In a small saucepan, heat the milk, 5 tablespoons of the butter, the sugar and salt until the sugar has dissolved. If the mixture gets too hot, let it cool down to the same temperature as the water for the yeast.

Pour the mixture into a large bowl, and add the yeast mixture. Whisk with a fork to combine.

Add the flour, and stir until the dough forms a slightly sticky ball. If the mixture is very wet, add more flour, about 1 tablespoon at a time, and knead. Repeat until the dough just barely sticks to your hands.
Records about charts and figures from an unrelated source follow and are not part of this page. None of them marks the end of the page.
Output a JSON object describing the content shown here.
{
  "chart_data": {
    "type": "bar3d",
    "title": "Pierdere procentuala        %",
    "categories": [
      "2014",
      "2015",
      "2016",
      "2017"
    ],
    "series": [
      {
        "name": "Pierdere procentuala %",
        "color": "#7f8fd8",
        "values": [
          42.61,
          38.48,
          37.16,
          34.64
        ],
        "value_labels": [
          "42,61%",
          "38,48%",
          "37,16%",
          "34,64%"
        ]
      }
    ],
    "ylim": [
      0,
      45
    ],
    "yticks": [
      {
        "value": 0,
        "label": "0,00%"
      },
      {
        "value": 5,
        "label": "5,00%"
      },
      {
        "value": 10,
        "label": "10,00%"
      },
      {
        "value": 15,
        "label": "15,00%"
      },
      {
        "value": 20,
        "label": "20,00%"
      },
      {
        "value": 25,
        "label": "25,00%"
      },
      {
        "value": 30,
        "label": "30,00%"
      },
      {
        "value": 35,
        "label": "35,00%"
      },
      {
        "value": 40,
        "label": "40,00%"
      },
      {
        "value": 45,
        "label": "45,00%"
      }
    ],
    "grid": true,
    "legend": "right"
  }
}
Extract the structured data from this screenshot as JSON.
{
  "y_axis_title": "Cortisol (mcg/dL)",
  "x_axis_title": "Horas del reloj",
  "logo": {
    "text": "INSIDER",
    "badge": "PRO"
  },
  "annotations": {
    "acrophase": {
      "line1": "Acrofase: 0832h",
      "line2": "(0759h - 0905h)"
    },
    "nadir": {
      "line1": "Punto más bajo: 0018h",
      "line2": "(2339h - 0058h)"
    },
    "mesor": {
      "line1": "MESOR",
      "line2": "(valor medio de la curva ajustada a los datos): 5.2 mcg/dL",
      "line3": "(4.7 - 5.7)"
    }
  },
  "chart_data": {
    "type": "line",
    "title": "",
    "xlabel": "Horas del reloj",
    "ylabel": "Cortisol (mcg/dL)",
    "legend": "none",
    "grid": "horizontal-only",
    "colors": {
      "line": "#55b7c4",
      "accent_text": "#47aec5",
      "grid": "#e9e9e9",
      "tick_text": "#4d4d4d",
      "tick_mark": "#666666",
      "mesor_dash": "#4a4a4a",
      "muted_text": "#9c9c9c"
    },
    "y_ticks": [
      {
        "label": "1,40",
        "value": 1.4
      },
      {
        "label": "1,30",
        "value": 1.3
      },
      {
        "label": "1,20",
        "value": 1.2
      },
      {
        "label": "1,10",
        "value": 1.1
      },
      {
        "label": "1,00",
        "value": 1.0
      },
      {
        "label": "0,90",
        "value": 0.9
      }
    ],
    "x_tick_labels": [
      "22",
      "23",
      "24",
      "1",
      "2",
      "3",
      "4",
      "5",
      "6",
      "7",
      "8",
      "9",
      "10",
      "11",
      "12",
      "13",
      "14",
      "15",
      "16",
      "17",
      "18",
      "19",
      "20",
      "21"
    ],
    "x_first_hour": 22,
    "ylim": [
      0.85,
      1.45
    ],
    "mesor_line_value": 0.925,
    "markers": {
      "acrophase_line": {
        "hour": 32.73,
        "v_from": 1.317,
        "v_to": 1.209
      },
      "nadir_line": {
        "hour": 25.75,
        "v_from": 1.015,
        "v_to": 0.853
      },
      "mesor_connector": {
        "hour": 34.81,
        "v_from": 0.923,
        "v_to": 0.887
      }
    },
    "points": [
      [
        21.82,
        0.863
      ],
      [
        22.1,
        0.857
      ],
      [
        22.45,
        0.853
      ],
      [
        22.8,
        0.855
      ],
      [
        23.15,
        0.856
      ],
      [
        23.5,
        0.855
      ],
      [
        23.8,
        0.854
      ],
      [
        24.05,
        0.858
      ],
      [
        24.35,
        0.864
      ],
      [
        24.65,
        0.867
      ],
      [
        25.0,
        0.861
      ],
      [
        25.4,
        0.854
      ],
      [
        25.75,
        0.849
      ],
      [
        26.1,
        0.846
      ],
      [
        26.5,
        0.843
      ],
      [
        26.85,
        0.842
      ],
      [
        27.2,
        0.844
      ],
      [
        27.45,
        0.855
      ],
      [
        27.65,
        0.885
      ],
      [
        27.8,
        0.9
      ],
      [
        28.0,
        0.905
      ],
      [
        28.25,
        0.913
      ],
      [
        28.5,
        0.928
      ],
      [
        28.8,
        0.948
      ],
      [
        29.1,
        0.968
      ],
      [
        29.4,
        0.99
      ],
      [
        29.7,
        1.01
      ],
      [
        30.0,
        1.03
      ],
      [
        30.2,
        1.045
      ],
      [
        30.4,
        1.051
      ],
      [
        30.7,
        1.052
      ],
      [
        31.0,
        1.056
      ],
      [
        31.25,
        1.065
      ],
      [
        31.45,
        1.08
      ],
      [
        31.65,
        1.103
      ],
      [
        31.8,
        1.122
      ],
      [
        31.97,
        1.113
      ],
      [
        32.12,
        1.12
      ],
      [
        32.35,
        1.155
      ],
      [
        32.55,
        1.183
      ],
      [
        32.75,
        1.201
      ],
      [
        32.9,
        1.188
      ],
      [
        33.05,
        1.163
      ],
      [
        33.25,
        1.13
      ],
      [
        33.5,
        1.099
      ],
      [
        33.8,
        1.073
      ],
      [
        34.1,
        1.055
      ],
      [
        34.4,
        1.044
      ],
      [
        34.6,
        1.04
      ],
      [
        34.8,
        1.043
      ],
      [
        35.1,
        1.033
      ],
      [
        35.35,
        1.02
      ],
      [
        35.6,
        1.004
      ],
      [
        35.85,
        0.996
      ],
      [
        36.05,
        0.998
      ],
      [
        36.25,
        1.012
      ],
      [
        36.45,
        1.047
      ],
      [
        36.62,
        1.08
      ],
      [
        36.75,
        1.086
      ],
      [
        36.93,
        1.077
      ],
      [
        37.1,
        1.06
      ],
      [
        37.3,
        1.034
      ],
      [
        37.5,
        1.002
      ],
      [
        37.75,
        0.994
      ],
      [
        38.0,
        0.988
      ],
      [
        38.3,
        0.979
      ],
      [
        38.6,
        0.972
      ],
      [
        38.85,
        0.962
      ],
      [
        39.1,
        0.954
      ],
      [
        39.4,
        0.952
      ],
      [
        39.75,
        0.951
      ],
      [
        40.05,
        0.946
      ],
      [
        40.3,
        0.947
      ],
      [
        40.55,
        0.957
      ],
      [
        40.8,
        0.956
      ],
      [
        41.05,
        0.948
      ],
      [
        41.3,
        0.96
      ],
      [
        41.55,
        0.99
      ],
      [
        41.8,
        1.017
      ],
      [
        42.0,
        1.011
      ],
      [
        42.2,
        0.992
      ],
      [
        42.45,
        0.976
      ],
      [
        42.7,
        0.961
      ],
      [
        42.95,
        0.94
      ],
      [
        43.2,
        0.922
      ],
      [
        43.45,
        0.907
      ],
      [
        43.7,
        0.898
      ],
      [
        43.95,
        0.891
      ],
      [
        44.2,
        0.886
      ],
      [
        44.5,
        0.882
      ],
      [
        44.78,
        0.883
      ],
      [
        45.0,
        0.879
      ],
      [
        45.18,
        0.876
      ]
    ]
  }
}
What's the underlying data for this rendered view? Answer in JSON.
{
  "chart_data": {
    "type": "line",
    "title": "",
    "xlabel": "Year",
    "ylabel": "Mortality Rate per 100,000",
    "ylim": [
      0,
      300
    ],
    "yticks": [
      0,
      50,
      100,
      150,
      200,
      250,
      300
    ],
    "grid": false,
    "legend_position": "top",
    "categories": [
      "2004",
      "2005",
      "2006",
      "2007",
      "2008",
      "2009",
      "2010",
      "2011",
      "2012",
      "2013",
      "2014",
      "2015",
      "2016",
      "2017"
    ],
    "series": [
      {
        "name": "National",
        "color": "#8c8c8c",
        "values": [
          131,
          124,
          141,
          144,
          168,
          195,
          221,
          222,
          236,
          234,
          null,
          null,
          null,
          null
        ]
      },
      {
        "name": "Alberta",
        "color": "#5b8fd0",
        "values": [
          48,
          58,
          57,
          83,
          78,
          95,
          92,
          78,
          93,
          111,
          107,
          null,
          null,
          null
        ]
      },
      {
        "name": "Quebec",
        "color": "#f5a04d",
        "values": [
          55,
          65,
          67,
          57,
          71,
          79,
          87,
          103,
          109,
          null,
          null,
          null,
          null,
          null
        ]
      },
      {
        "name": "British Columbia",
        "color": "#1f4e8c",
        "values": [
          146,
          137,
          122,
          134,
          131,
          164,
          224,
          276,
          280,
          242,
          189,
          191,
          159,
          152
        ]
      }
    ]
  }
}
If the mixture is too dry, sprinkle with a few drops of water and knead until the dough is just tacky.

Lightly flour your work surface, and dump the dough out. Flour your hands and knead the dough until it is smooth and springy (if you press the dough, the indent will bounce back). Cover the dough with a towel and let it rise until it has doubled in size, 30 minutes to 1 hour, depending on how hot your kitchen is. (Alternatively, if you need your work surface for something else, you can put the dough in a lightly oiled bowl and cover with a towel.)

Heat an oven to 350 degrees. Grease a 9-inch square pan with butter.

Divide the dough into 16 pieces: you can either eyeball it or weigh out roughly 1 1/2-ounce balls. Evenly space the dough balls in the buttered dish. Cover the pan with a towel and let the dough rise again for 30 minutes.

In a small saucepan, melt the remaining 2 tablespoons butter. Brush the risen dough with half of the melted butter.

Bake the rolls until they have puffed up and are golden brown, 25 to 30 minutes. Brush the tops with the remaining butter, sprinkle with the flaky salt, and serve warm.